Much of the questions will have to do with documents from the
1980s.
"I am a fierce conservative. I'm proudest of my opposition
to abortion," Alito wrote in a 1985 job application for a
position in the Reagan administration.
Democrats and abortion rights supporters say that if Alito makes
it to the Supreme Court he will help reverse the principles of
Roe v. Wade, the 1973 Supreme Court decision that legalized abortion.
"I don't think we've come by a nominee for the Supreme Court,
certainly, who has stated things so directly and boldly and even
talked about a strategy as a way of overturning Roe v. Wade,"
said Senate Democrat Charles Schumer, a member of the Judiciary
Committee.
In addition, in the same 1985 job application, Alito said he
was proud of his role in opposing racial and ethnic quotas - a
statement that raises concern among supporters of affirmative
action.
In
1984, Alito wrote a memo saying that a White House official who
authorized illegal wiretaps of U.S. citizens could not be sued.
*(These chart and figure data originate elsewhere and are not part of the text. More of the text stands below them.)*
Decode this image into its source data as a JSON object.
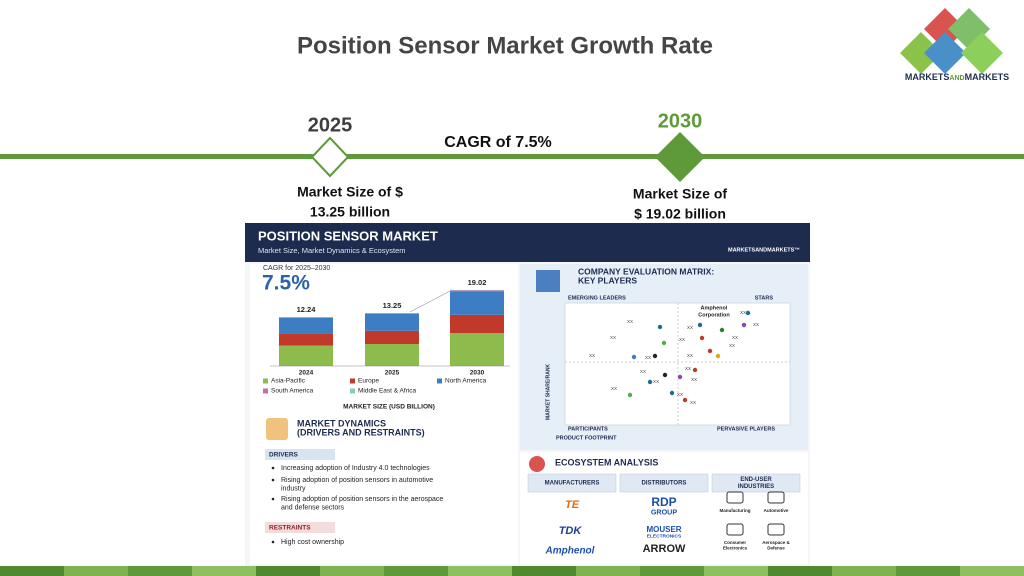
{
  "slide": {
    "title": "Position Sensor Market Growth Rate",
    "logo": [
      "MARKETS",
      "AND",
      "MARKETS"
    ]
  },
  "timeline": {
    "start": {
      "year": "2025",
      "size": [
        "Market Size of $",
        "13.25 billion"
      ]
    },
    "cagr": "CAGR of 7.5%",
    "end": {
      "year": "2030",
      "size": [
        "Market Size of",
        "$ 19.02 billion"
      ]
    }
  },
  "infographic": {
    "header": {
      "title": "POSITION SENSOR MARKET",
      "subtitle": "Market Size, Market Dynamics & Ecosystem",
      "brand": "MARKETSANDMARKETS™"
    },
    "chart": {
      "cagr_caption": "CAGR for 2025–2030",
      "cagr_value": "7.5%",
      "categories": [
        "2024",
        "2025",
        "2030"
      ],
      "totals": [
        12.24,
        13.25,
        19.02
      ],
      "series": [
        {
          "name": "Asia-Pacific",
          "color": "#8dbb4c",
          "values": [
            5.1,
            5.5,
            8.2
          ]
        },
        {
          "name": "Europe",
          "color": "#c0392b",
          "values": [
            3.0,
            3.3,
            4.6
          ]
        },
        {
          "name": "North America",
          "color": "#3c7dc4",
          "values": [
            3.9,
            4.2,
            5.9
          ]
        },
        {
          "name": "South America",
          "color": "#c46ea8",
          "values": [
            0.15,
            0.15,
            0.2
          ]
        },
        {
          "name": "Middle East & Africa",
          "color": "#86d0b8",
          "values": [
            0.09,
            0.1,
            0.12
          ]
        }
      ],
      "axis_title": "MARKET SIZE (USD BILLION)"
    },
    "dynamics": {
      "title": [
        "MARKET DYNAMICS",
        "(DRIVERS AND RESTRAINTS)"
      ],
      "drivers_heading": "DRIVERS",
      "drivers": [
        [
          "Increasing adoption of Industry 4.0 technologies"
        ],
        [
          "Rising adoption of position sensors in automotive",
          "industry"
        ],
        [
          "Rising adoption of position sensors in the aerospace",
          "and defense sectors"
        ]
      ],
      "restraints_heading": "RESTRAINTS",
      "restraints": [
        [
          "High cost ownership"
        ]
      ]
    },
    "matrix": {
      "title": [
        "COMPANY EVALUATION MATRIX:",
        "KEY PLAYERS"
      ],
      "quadrants": [
        "EMERGING LEADERS",
        "STARS",
        "PARTICIPANTS",
        "PERVASIVE PLAYERS"
      ],
      "y_axis": "MARKET SHARE/RANK",
      "x_axis": "PRODUCT FOOTPRINT",
      "highlighted": [
        "Amphenol",
        "Corporation"
      ],
      "point_label": "XX"
    },
    "ecosystem": {
      "title": "ECOSYSTEM ANALYSIS",
      "columns": [
        [
          "MANUFACTURERS"
        ],
        [
          "DISTRIBUTORS"
        ],
        [
          "END-USER",
          "INDUSTRIES"
        ]
      ],
      "manufacturers": [
        "TE",
        "TDK",
        "Amphenol"
      ],
      "distributors": [
        [
          "RDP",
          "GROUP"
        ],
        [
          "MOUSER",
          "ELECTRONICS"
        ],
        [
          "ARROW"
        ]
      ],
      "industries": [
        [
          "Manufacturing"
        ],
        [
          "Automotive"
        ],
        [
          "Consumer",
          "Electronics"
        ],
        [
          "Aerospace &",
          "Defense"
        ]
      ]
    }
  }
}
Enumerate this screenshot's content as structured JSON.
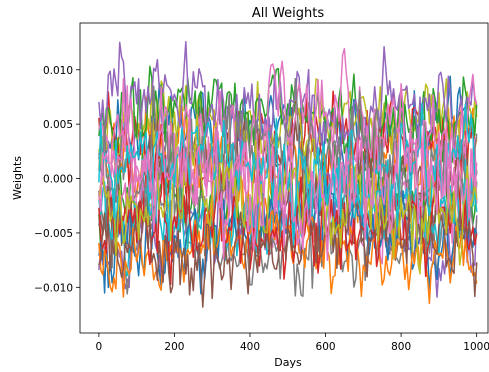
{
  "chart_data": {
    "type": "line",
    "title": "All Weights",
    "xlabel": "Days",
    "ylabel": "Weights",
    "xlim": [
      -50,
      1030
    ],
    "ylim": [
      -0.0142,
      0.0143
    ],
    "x_ticks": [
      0,
      200,
      400,
      600,
      800,
      1000
    ],
    "x_tick_labels": [
      "0",
      "200",
      "400",
      "600",
      "800",
      "1000"
    ],
    "y_ticks": [
      -0.01,
      -0.005,
      0.0,
      0.005,
      0.01
    ],
    "y_tick_labels": [
      "−0.010",
      "−0.005",
      "0.000",
      "0.005",
      "0.010"
    ],
    "grid": false,
    "legend": "none",
    "x_range": [
      0,
      1000
    ],
    "point_step": 5,
    "series_palette": [
      "#1f77b4",
      "#ff7f0e",
      "#2ca02c",
      "#d62728",
      "#9467bd",
      "#8c564b",
      "#e377c2",
      "#7f7f7f",
      "#bcbd22",
      "#17becf"
    ],
    "series": [
      {
        "color": "#1f77b4",
        "mean": 0.004,
        "spread": 0.0032,
        "seed": 11
      },
      {
        "color": "#ff7f0e",
        "mean": 0.0015,
        "spread": 0.004,
        "seed": 23
      },
      {
        "color": "#2ca02c",
        "mean": -0.002,
        "spread": 0.0038,
        "seed": 37
      },
      {
        "color": "#d62728",
        "mean": 0.003,
        "spread": 0.0035,
        "seed": 41
      },
      {
        "color": "#9467bd",
        "mean": -0.004,
        "spread": 0.0034,
        "seed": 53
      },
      {
        "color": "#8c564b",
        "mean": 0.0005,
        "spread": 0.0042,
        "seed": 67
      },
      {
        "color": "#e377c2",
        "mean": -0.001,
        "spread": 0.0044,
        "seed": 71
      },
      {
        "color": "#7f7f7f",
        "mean": -0.0055,
        "spread": 0.003,
        "seed": 83
      },
      {
        "color": "#bcbd22",
        "mean": 0.005,
        "spread": 0.0028,
        "seed": 97
      },
      {
        "color": "#17becf",
        "mean": -0.003,
        "spread": 0.0036,
        "seed": 101
      },
      {
        "color": "#1f77b4",
        "mean": -0.005,
        "spread": 0.0032,
        "seed": 113
      },
      {
        "color": "#ff7f0e",
        "mean": -0.0065,
        "spread": 0.0028,
        "seed": 127
      },
      {
        "color": "#2ca02c",
        "mean": 0.006,
        "spread": 0.003,
        "seed": 131
      },
      {
        "color": "#d62728",
        "mean": -0.0045,
        "spread": 0.0033,
        "seed": 149
      },
      {
        "color": "#9467bd",
        "mean": 0.0065,
        "spread": 0.0032,
        "seed": 151
      },
      {
        "color": "#8c564b",
        "mean": -0.006,
        "spread": 0.003,
        "seed": 163
      },
      {
        "color": "#e377c2",
        "mean": 0.0045,
        "spread": 0.0036,
        "seed": 173
      },
      {
        "color": "#7f7f7f",
        "mean": 0.002,
        "spread": 0.004,
        "seed": 181
      },
      {
        "color": "#bcbd22",
        "mean": -0.0015,
        "spread": 0.0036,
        "seed": 191
      },
      {
        "color": "#17becf",
        "mean": 0.001,
        "spread": 0.004,
        "seed": 197
      },
      {
        "color": "#e377c2",
        "mean": 0.0,
        "spread": 0.0045,
        "seed": 211
      }
    ]
  }
}
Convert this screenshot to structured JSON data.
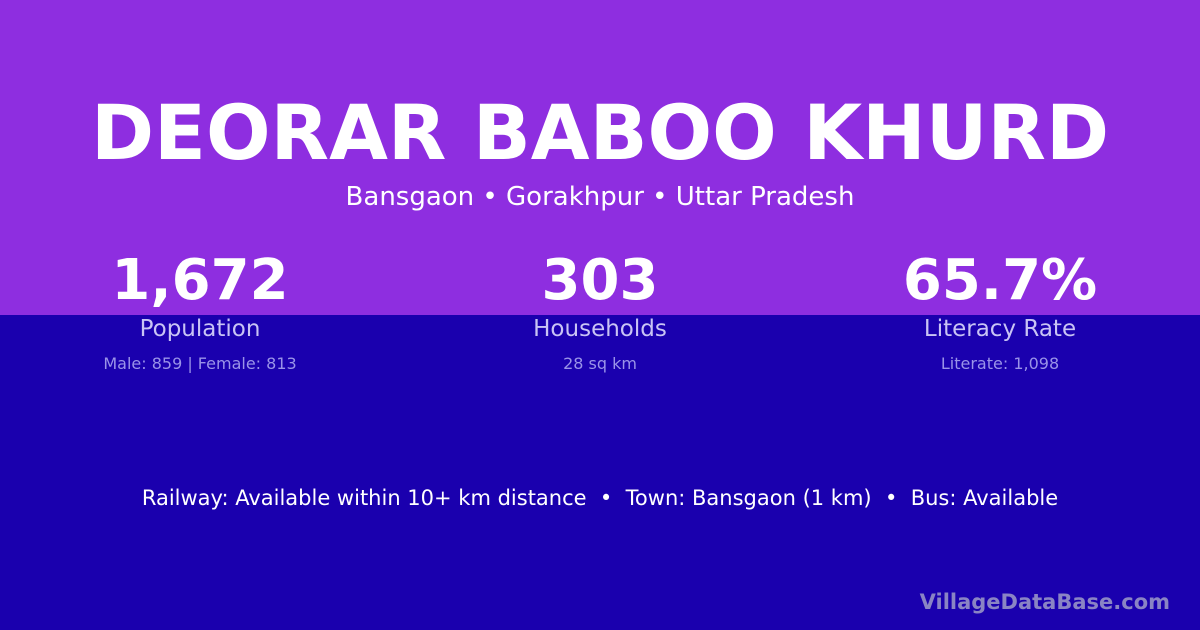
{
  "colors": {
    "top_band": "#8e2ee0",
    "bottom_band": "#1a00ae"
  },
  "title": "DEORAR BABOO KHURD",
  "subtitle": "Bansgaon • Gorakhpur • Uttar Pradesh",
  "stats": [
    {
      "value": "1,672",
      "label": "Population",
      "detail": "Male: 859 | Female: 813"
    },
    {
      "value": "303",
      "label": "Households",
      "detail": "28 sq km"
    },
    {
      "value": "65.7%",
      "label": "Literacy Rate",
      "detail": "Literate: 1,098"
    }
  ],
  "info": "Railway: Available within 10+ km distance  •  Town: Bansgaon (1 km)  •  Bus: Available",
  "brand": "VillageDataBase.com"
}
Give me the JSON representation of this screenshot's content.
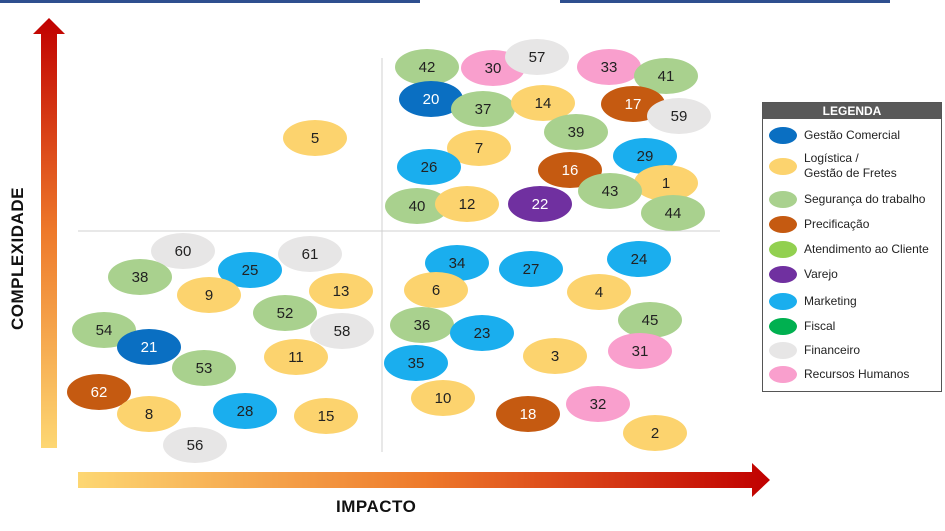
{
  "axes": {
    "x_label": "IMPACTO",
    "y_label": "COMPLEXIDADE"
  },
  "legend": {
    "title": "LEGENDA",
    "items": [
      {
        "label": "Gestão Comercial",
        "color": "#0a6fc2"
      },
      {
        "label": "Logística /\nGestão de Fretes",
        "color": "#fcd36e"
      },
      {
        "label": "Segurança do trabalho",
        "color": "#a9d18e"
      },
      {
        "label": "Precificação",
        "color": "#c55a11"
      },
      {
        "label": "Atendimento ao Cliente",
        "color": "#92d050"
      },
      {
        "label": "Varejo",
        "color": "#7030a0"
      },
      {
        "label": "Marketing",
        "color": "#1aaeee"
      },
      {
        "label": "Fiscal",
        "color": "#00b050"
      },
      {
        "label": "Financeiro",
        "color": "#e7e6e6"
      },
      {
        "label": "Recursos Humanos",
        "color": "#f99fcd"
      }
    ]
  },
  "bubbles": [
    {
      "id": "42",
      "category": "Segurança do trabalho"
    },
    {
      "id": "30",
      "category": "Recursos Humanos"
    },
    {
      "id": "57",
      "category": "Financeiro"
    },
    {
      "id": "33",
      "category": "Recursos Humanos"
    },
    {
      "id": "41",
      "category": "Segurança do trabalho"
    },
    {
      "id": "20",
      "category": "Gestão Comercial"
    },
    {
      "id": "37",
      "category": "Segurança do trabalho"
    },
    {
      "id": "14",
      "category": "Logística / Gestão de Fretes"
    },
    {
      "id": "17",
      "category": "Precificação"
    },
    {
      "id": "59",
      "category": "Financeiro"
    },
    {
      "id": "5",
      "category": "Logística / Gestão de Fretes"
    },
    {
      "id": "39",
      "category": "Segurança do trabalho"
    },
    {
      "id": "7",
      "category": "Logística / Gestão de Fretes"
    },
    {
      "id": "29",
      "category": "Marketing"
    },
    {
      "id": "26",
      "category": "Marketing"
    },
    {
      "id": "16",
      "category": "Precificação"
    },
    {
      "id": "1",
      "category": "Logística / Gestão de Fretes"
    },
    {
      "id": "43",
      "category": "Segurança do trabalho"
    },
    {
      "id": "40",
      "category": "Segurança do trabalho"
    },
    {
      "id": "12",
      "category": "Logística / Gestão de Fretes"
    },
    {
      "id": "22",
      "category": "Varejo"
    },
    {
      "id": "44",
      "category": "Segurança do trabalho"
    },
    {
      "id": "60",
      "category": "Financeiro"
    },
    {
      "id": "61",
      "category": "Financeiro"
    },
    {
      "id": "38",
      "category": "Segurança do trabalho"
    },
    {
      "id": "25",
      "category": "Marketing"
    },
    {
      "id": "9",
      "category": "Logística / Gestão de Fretes"
    },
    {
      "id": "13",
      "category": "Logística / Gestão de Fretes"
    },
    {
      "id": "34",
      "category": "Marketing"
    },
    {
      "id": "27",
      "category": "Marketing"
    },
    {
      "id": "24",
      "category": "Marketing"
    },
    {
      "id": "6",
      "category": "Logística / Gestão de Fretes"
    },
    {
      "id": "4",
      "category": "Logística / Gestão de Fretes"
    },
    {
      "id": "52",
      "category": "Segurança do trabalho"
    },
    {
      "id": "58",
      "category": "Financeiro"
    },
    {
      "id": "54",
      "category": "Segurança do trabalho"
    },
    {
      "id": "21",
      "category": "Gestão Comercial"
    },
    {
      "id": "36",
      "category": "Segurança do trabalho"
    },
    {
      "id": "23",
      "category": "Marketing"
    },
    {
      "id": "45",
      "category": "Segurança do trabalho"
    },
    {
      "id": "11",
      "category": "Logística / Gestão de Fretes"
    },
    {
      "id": "53",
      "category": "Segurança do trabalho"
    },
    {
      "id": "35",
      "category": "Marketing"
    },
    {
      "id": "3",
      "category": "Logística / Gestão de Fretes"
    },
    {
      "id": "31",
      "category": "Recursos Humanos"
    },
    {
      "id": "62",
      "category": "Precificação"
    },
    {
      "id": "10",
      "category": "Logística / Gestão de Fretes"
    },
    {
      "id": "32",
      "category": "Recursos Humanos"
    },
    {
      "id": "8",
      "category": "Logística / Gestão de Fretes"
    },
    {
      "id": "28",
      "category": "Marketing"
    },
    {
      "id": "15",
      "category": "Logística / Gestão de Fretes"
    },
    {
      "id": "18",
      "category": "Precificação"
    },
    {
      "id": "2",
      "category": "Logística / Gestão de Fretes"
    },
    {
      "id": "56",
      "category": "Financeiro"
    }
  ]
}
This is an issue of particular interest given the recent revelation
that President Bush authorized wiretaps without a warrant in order
to track potential terrorists.
But Alito's supporters say that at the time, Alito was a lawyer
advancing the position of his client, the conservative Reagan
administration.
Those supporters say senators should instead look at how Alito
ruled when he was a judge on a lower court.